EvLog: Identifying Anomalous Logs over Software Evolution

Software logs record system activities, aiding maintainers in identifying the underlying causes for failures and enabling prompt mitigation actions. However, maintainers need to inspect a large volume of daily logs to identify the anomalous logs that reveal failure details for further diagnosis. Thus, how to automatically distinguish these anomalous logs from normal logs becomes a critical problem. Existing approaches alleviate the burden on software maintainers, but they are built upon an improper yet critical assumption: logging statements in the software remain unchanged. While software keeps evolving, our empirical study finds that evolving software brings three challenges: log parsing errors, evolving log events, and unstable log sequences. In this paper, we propose a novel unsupervised approach named Evolving Log analyzer (EvLog) to mitigate these challenges. We first build a multi-level representation extractor to process logs without parsing to prevent errors from the parser.
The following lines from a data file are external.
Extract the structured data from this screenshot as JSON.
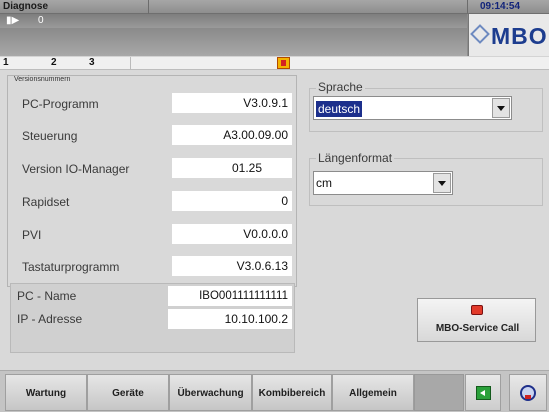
{
  "header": {
    "title": "Diagnose",
    "clock": "09:14:54",
    "progress_value": "0",
    "logo": "MBO"
  },
  "tabs": [
    "1",
    "2",
    "3"
  ],
  "versions": {
    "caption": "Versionsnummern",
    "rows": [
      {
        "label": "PC-Programm",
        "value": "V3.0.9.1"
      },
      {
        "label": "Steuerung",
        "value": "A3.00.09.00"
      },
      {
        "label": "Version IO-Manager",
        "value": "01.25"
      },
      {
        "label": "Rapidset",
        "value": "0"
      },
      {
        "label": "PVI",
        "value": "V0.0.0.0"
      },
      {
        "label": "Tastaturprogramm",
        "value": "V3.0.6.13"
      }
    ]
  },
  "network": {
    "pc_name_label": "PC - Name",
    "pc_name_value": "IBO001111111111",
    "ip_label": "IP - Adresse",
    "ip_value": "10.10.100.2"
  },
  "settings": {
    "language_label": "Sprache",
    "language_value": "deutsch",
    "length_label": "Längenformat",
    "length_value": "cm"
  },
  "service_button": {
    "label": "MBO-Service Call"
  },
  "bottom_nav": {
    "buttons": [
      "Wartung",
      "Geräte",
      "Überwachung",
      "Kombibereich",
      "Allgemein"
    ]
  },
  "colors": {
    "brand": "#1d3d8f",
    "selection": "#1c2f8c",
    "exit_icon": "#2aa03a"
  },
  "icons": {
    "progress": "play-arrow-icon",
    "warning": "warning-icon",
    "service": "phone-icon",
    "exit": "exit-icon",
    "help": "help-icon"
  }
}
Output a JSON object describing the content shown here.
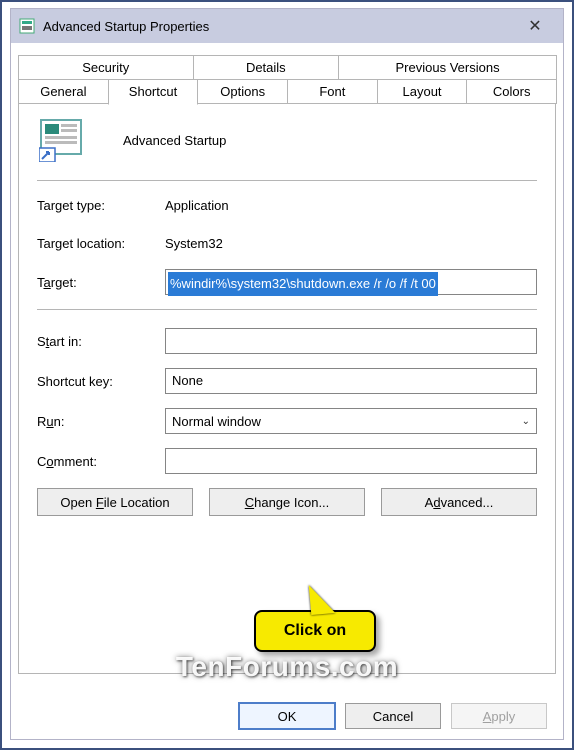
{
  "window": {
    "title": "Advanced Startup Properties",
    "close_label": "✕"
  },
  "tabs": {
    "row1": [
      "Security",
      "Details",
      "Previous Versions"
    ],
    "row2": [
      "General",
      "Shortcut",
      "Options",
      "Font",
      "Layout",
      "Colors"
    ],
    "active": "Shortcut"
  },
  "shortcut": {
    "name": "Advanced Startup",
    "target_type_label": "Target type:",
    "target_type": "Application",
    "target_location_label": "Target location:",
    "target_location": "System32",
    "target_label_pre": "T",
    "target_label_under": "a",
    "target_label_post": "rget:",
    "target_value": "%windir%\\system32\\shutdown.exe /r /o /f /t 00",
    "startin_label_pre": "S",
    "startin_label_under": "t",
    "startin_label_post": "art in:",
    "startin_value": "",
    "shortcutkey_label": "Shortcut key:",
    "shortcutkey_value": "None",
    "run_label_pre": "R",
    "run_label_under": "u",
    "run_label_post": "n:",
    "run_value": "Normal window",
    "comment_label_pre": "C",
    "comment_label_under": "o",
    "comment_label_post": "mment:",
    "comment_value": "",
    "btn_open_pre": "Open ",
    "btn_open_under": "F",
    "btn_open_post": "ile Location",
    "btn_change_pre": "",
    "btn_change_under": "C",
    "btn_change_post": "hange Icon...",
    "btn_adv_pre": "A",
    "btn_adv_under": "d",
    "btn_adv_post": "vanced..."
  },
  "buttons": {
    "ok": "OK",
    "cancel": "Cancel",
    "apply_pre": "",
    "apply_under": "A",
    "apply_post": "pply"
  },
  "callout": {
    "text": "Click on"
  },
  "watermark": "TenForums.com"
}
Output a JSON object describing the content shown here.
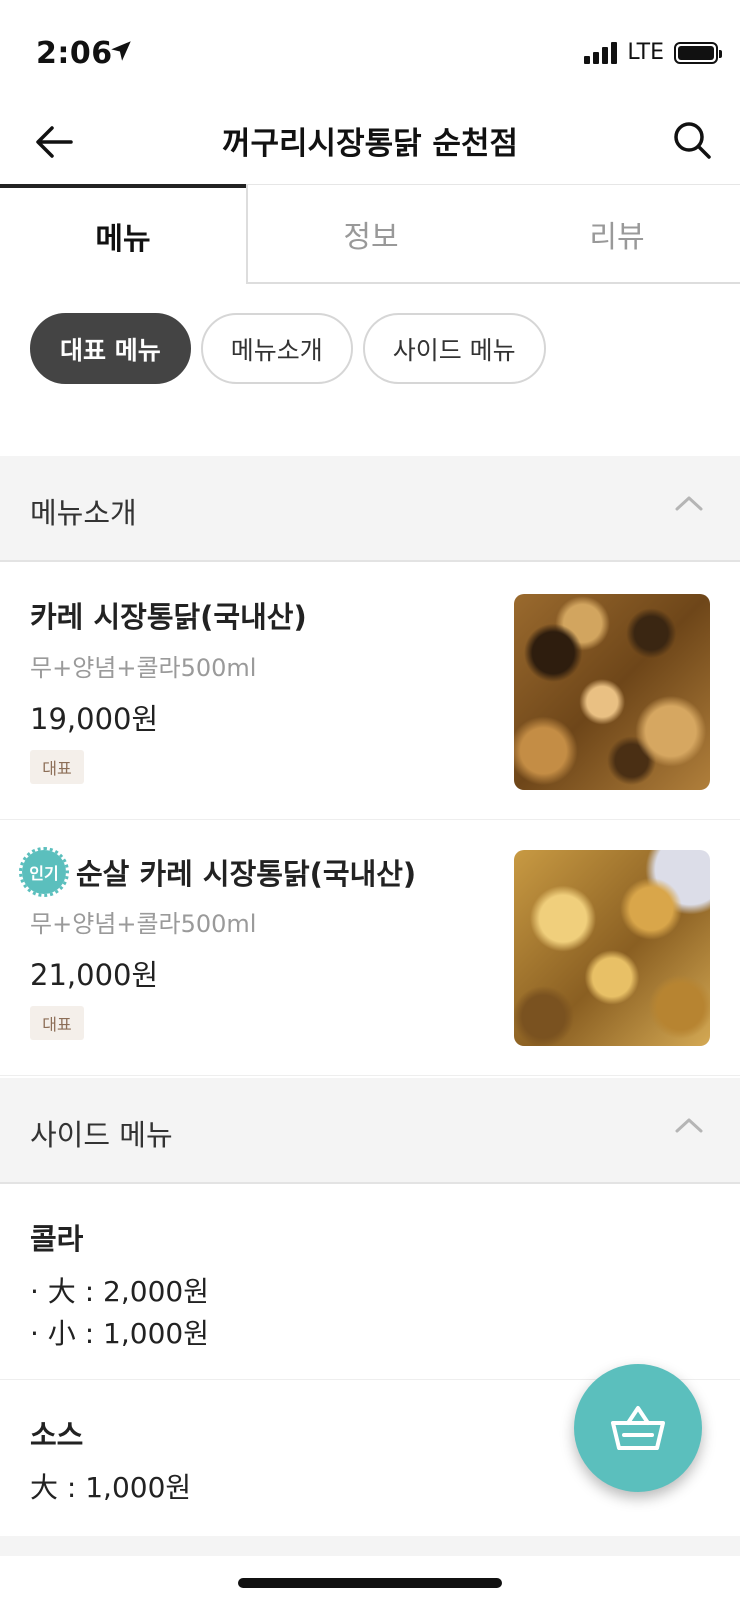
{
  "status_bar": {
    "time": "2:06",
    "network": "LTE"
  },
  "header": {
    "title": "꺼구리시장통닭 순천점"
  },
  "tabs": [
    {
      "label": "메뉴",
      "active": true
    },
    {
      "label": "정보",
      "active": false
    },
    {
      "label": "리뷰",
      "active": false
    }
  ],
  "chips": [
    {
      "label": "대표 메뉴",
      "selected": true
    },
    {
      "label": "메뉴소개",
      "selected": false
    },
    {
      "label": "사이드 메뉴",
      "selected": false
    }
  ],
  "sections": {
    "menu_intro": {
      "title": "메뉴소개"
    },
    "side_menu": {
      "title": "사이드 메뉴"
    }
  },
  "menu_items": [
    {
      "name": "카레 시장통닭(국내산)",
      "desc": "무+양념+콜라500ml",
      "price": "19,000원",
      "tag": "대표",
      "badge": ""
    },
    {
      "name": "순살 카레 시장통닭(국내산)",
      "desc": "무+양념+콜라500ml",
      "price": "21,000원",
      "tag": "대표",
      "badge": "인기"
    }
  ],
  "side_items": [
    {
      "name": "콜라",
      "lines": [
        "· 大 : 2,000원",
        "· 小 : 1,000원"
      ]
    },
    {
      "name": "소스",
      "lines": [
        "大 : 1,000원"
      ]
    }
  ],
  "colors": {
    "accent": "#5bbfbd",
    "chip_selected": "#444444",
    "tag_bg": "#f4efea",
    "tag_text": "#8c6e57"
  },
  "icons": {
    "back": "arrow-left-icon",
    "search": "search-icon",
    "collapse": "chevron-up-icon",
    "cart": "basket-icon",
    "location": "location-arrow-icon"
  }
}
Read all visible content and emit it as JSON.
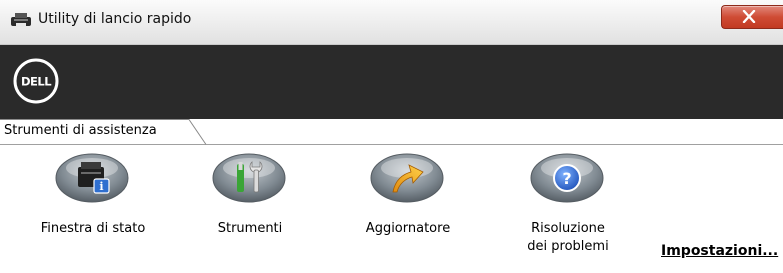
{
  "window": {
    "title": "Utility di lancio rapido",
    "brand": "DELL"
  },
  "tabs": [
    {
      "label": "Strumenti di assistenza",
      "selected": true
    }
  ],
  "tools": [
    {
      "label": "Finestra di stato",
      "icon": "printer-info-icon"
    },
    {
      "label": "Strumenti",
      "icon": "tools-icon"
    },
    {
      "label": "Aggiornatore",
      "icon": "arrow-update-icon"
    },
    {
      "label_line1": "Risoluzione",
      "label_line2": "dei problemi",
      "icon": "help-icon"
    }
  ],
  "settings_link": "Impostazioni...",
  "colors": {
    "banner": "#2a2a2a",
    "close_button": "#c8442c",
    "pill_gray": "#808a92"
  }
}
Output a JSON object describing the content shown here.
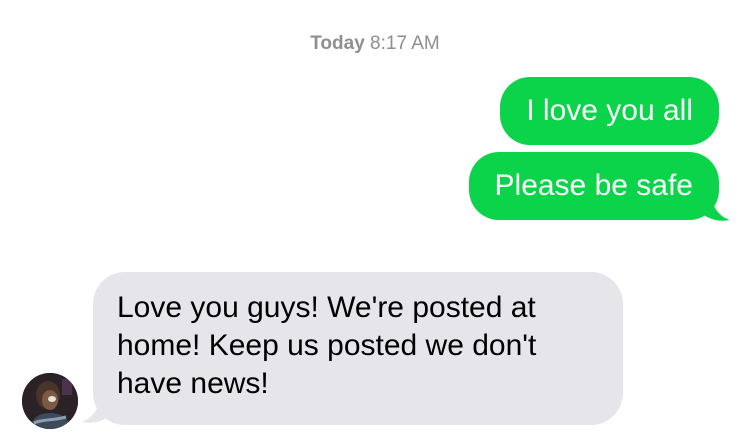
{
  "conversation": {
    "timestamp": {
      "day": "Today",
      "time": "8:17 AM"
    },
    "messages": [
      {
        "direction": "outgoing",
        "text": "I love you all"
      },
      {
        "direction": "outgoing",
        "text": "Please be safe"
      },
      {
        "direction": "incoming",
        "text": "Love you guys! We're posted at home! Keep us posted we don't have news!"
      }
    ]
  },
  "colors": {
    "outgoing_bubble": "#0bd34a",
    "incoming_bubble": "#e5e5ea",
    "timestamp_text": "#8e8e93"
  },
  "icons": {
    "avatar": "contact-avatar-photo"
  }
}
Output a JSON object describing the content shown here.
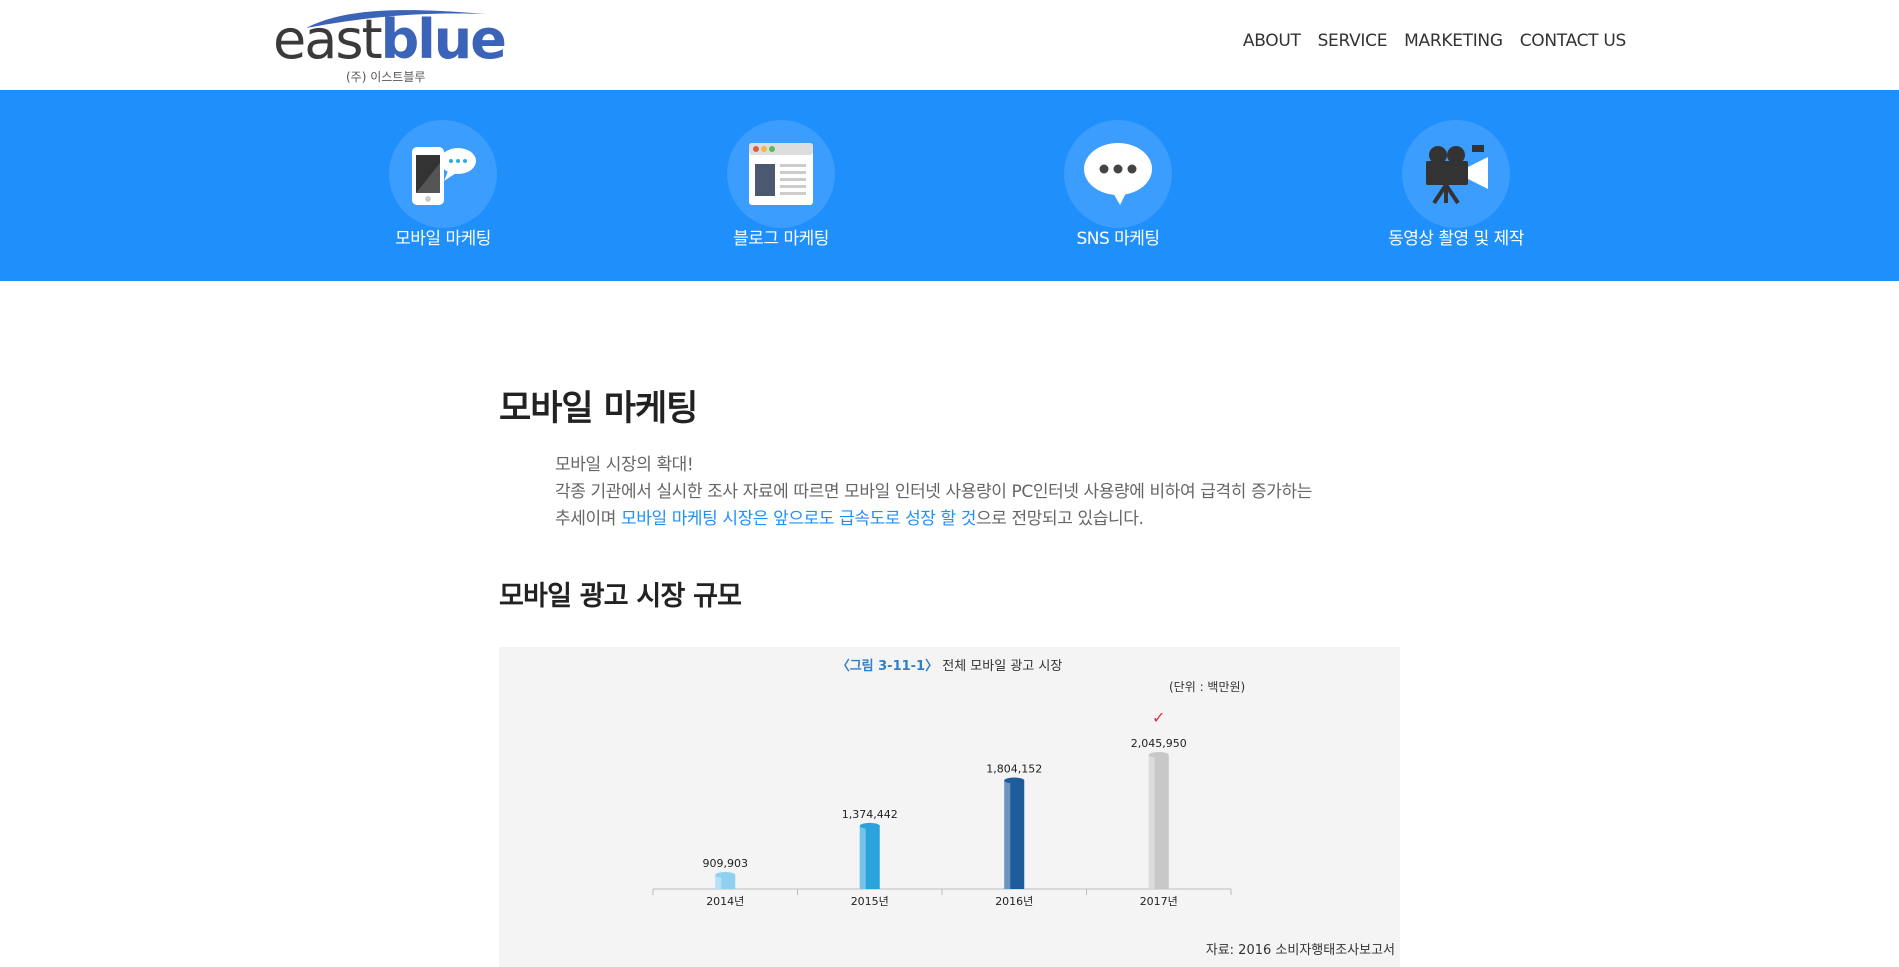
{
  "header": {
    "logo": {
      "east": "east",
      "blue": "blue",
      "sub": "(주) 이스트블루"
    },
    "nav": [
      "ABOUT",
      "SERVICE",
      "MARKETING",
      "CONTACT US"
    ]
  },
  "services": [
    {
      "label": "모바일 마케팅",
      "icon": "mobile-chat-icon"
    },
    {
      "label": "블로그 마케팅",
      "icon": "blog-page-icon"
    },
    {
      "label": "SNS 마케팅",
      "icon": "speech-bubble-icon"
    },
    {
      "label": "동영상 촬영 및 제작",
      "icon": "video-camera-icon"
    }
  ],
  "content": {
    "title": "모바일 마케팅",
    "intro_line1": "모바일 시장의 확대!",
    "intro_line2": "각종 기관에서 실시한 조사 자료에 따르면 모바일 인터넷 사용량이 PC인터넷 사용량에 비하여 급격히 증가하는",
    "intro_line3_a": "추세이며 ",
    "intro_line3_highlight": "모바일 마케팅 시장은 앞으로도 급속도로 성장 할 것",
    "intro_line3_b": "으로 전망되고 있습니다.",
    "subtitle": "모바일 광고 시장 규모"
  },
  "colors": {
    "band": "#1f8ffc",
    "highlight": "#1f8ffc",
    "logo_blue": "#3b63b7"
  },
  "chart_data": {
    "type": "bar",
    "title_fig": "〈그림 3-11-1〉",
    "title": "전체 모바일 광고 시장",
    "unit": "(단위 : 백만원)",
    "categories": [
      "2014년",
      "2015년",
      "2016년",
      "2017년"
    ],
    "values": [
      909903,
      1374442,
      1804152,
      2045950
    ],
    "value_labels": [
      "909,903",
      "1,374,442",
      "1,804,152",
      "2,045,950"
    ],
    "source": "자료: 2016 소비자행태조사보고서",
    "bar_colors": [
      "#8fd0f0",
      "#2aa3dc",
      "#1e5d9c",
      "#c8c8c8"
    ],
    "checkmark": "✓",
    "ylim": [
      0,
      2200000
    ]
  }
}
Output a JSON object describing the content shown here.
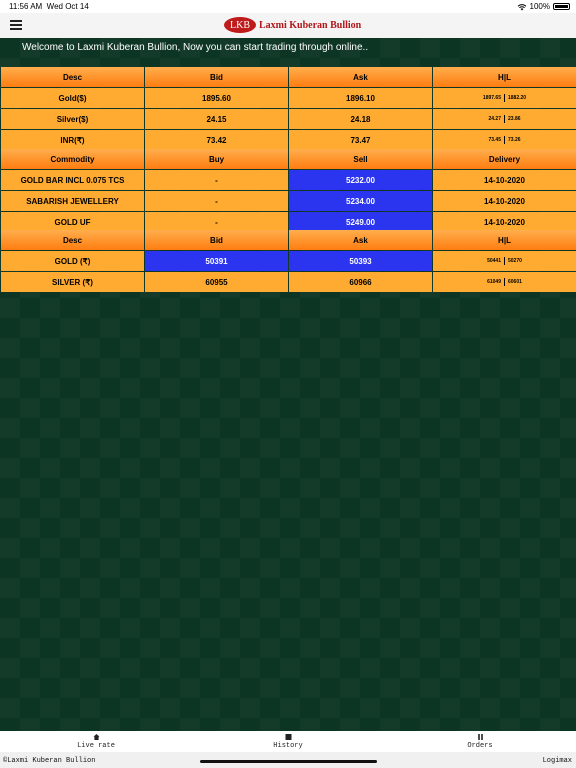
{
  "status_bar": {
    "time": "11:56 AM",
    "date": "Wed Oct 14",
    "battery": "100%"
  },
  "header": {
    "logo_text": "LKB",
    "brand": "Laxmi Kuberan Bullion"
  },
  "marquee": "Welcome to Laxmi Kuberan Bullion, Now you can start trading through online..",
  "spot_table": {
    "headers": [
      "Desc",
      "Bid",
      "Ask",
      "H|L"
    ],
    "rows": [
      {
        "desc": "Gold($)",
        "bid": "1895.60",
        "ask": "1896.10",
        "high": "1897.65",
        "low": "1882.20"
      },
      {
        "desc": "Silver($)",
        "bid": "24.15",
        "ask": "24.18",
        "high": "24.27",
        "low": "23.86"
      },
      {
        "desc": "INR(₹)",
        "bid": "73.42",
        "ask": "73.47",
        "high": "73.45",
        "low": "73.26"
      }
    ]
  },
  "commodity_table": {
    "headers": [
      "Commodity",
      "Buy",
      "Sell",
      "Delivery"
    ],
    "rows": [
      {
        "name": "GOLD BAR INCL 0.075 TCS",
        "buy": "-",
        "sell": "5232.00",
        "delivery": "14-10-2020"
      },
      {
        "name": "SABARISH JEWELLERY",
        "buy": "-",
        "sell": "5234.00",
        "delivery": "14-10-2020"
      },
      {
        "name": "GOLD UF",
        "buy": "-",
        "sell": "5249.00",
        "delivery": "14-10-2020"
      }
    ]
  },
  "local_table": {
    "headers": [
      "Desc",
      "Bid",
      "Ask",
      "H|L"
    ],
    "rows": [
      {
        "desc": "GOLD (₹)",
        "bid": "50391",
        "ask": "50393",
        "high": "50441",
        "low": "50270"
      },
      {
        "desc": "SILVER (₹)",
        "bid": "60955",
        "ask": "60966",
        "high": "61049",
        "low": "60601"
      }
    ]
  },
  "tabs": [
    {
      "label": "Live rate",
      "icon": "home-icon"
    },
    {
      "label": "History",
      "icon": "history-icon"
    },
    {
      "label": "Orders",
      "icon": "orders-icon"
    }
  ],
  "footer": {
    "copyright": "©Laxmi Kuberan Bullion",
    "credit": "Logimax"
  },
  "colors": {
    "accent_orange": "#ff7d10",
    "cell_orange": "#ffab32",
    "highlight_blue": "#2b35f0",
    "background_green": "#0d3524",
    "brand_red": "#c01b1b"
  }
}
The multi-level representations preserve the essential semantics of logs while leaving out insignificant changes in evolving events. EvLog then implements an anomaly discriminator with an attention mechanism to identify the anomalous logs and avoid the issue brought by the unstable sequence. EvLog has shown effectiveness in two real-world system evolution log datasets with an average F1 score of 0.955 and 0.847 in the intra-version setting and inter-version setting, respectively, which outperforms other state-of-the-art approaches by a wide margin. To our best knowledge, this is the first study on localizing anomalous logs over software evolution. We believe our work sheds new light on the impact of software evolution with the corresponding solutions for the log analysis community.

翻译：软件日志记录系统活动，帮助维护人员定位故障的根本原因并采取及时缓解措施。然而，维护人员需要检查大量日常日志，以识别能揭示故障细节的异常日志以便进一步诊断。因此，如何自动区分这些异常日志与正常日志成为了一个关键问题。现有方法减轻了软件维护人员的负担，但它们基于一个不合理的关键假设：软件中的日志语句保持不变。尽管软件持续演化，我们的实证研究发现，软件演化带来了三个挑战：日志解析错误、演化中的日志事件以及不稳定的日志序列。本文提出了一种名为演化日志分析器（EvLog）的新型无监督方法以应对这些挑战。我们首先构建了一个多级表示提取器，无需解析即可处理日志，从而避免解析器引入的错误。多级表示保留了日志的核心语义，同时忽略了演化事件中不重要的变化。随后，EvLog 利用注意力机制实现异常判别器，以识别异常日志并规避不稳定序列带来的问题。EvLog 在两个真实世界系统演化日志数据集上展现出有效性，在版本内设置和版本间设置下的平均F1分数分别为0.955和0.847，大幅优于其他最先进方法。据我们所知，这是首次在软件演化过程中定位异常日志的研究。我们相信，这项工作为日志分析社区中软件演化的影响及相应解决方案提供了新的见解。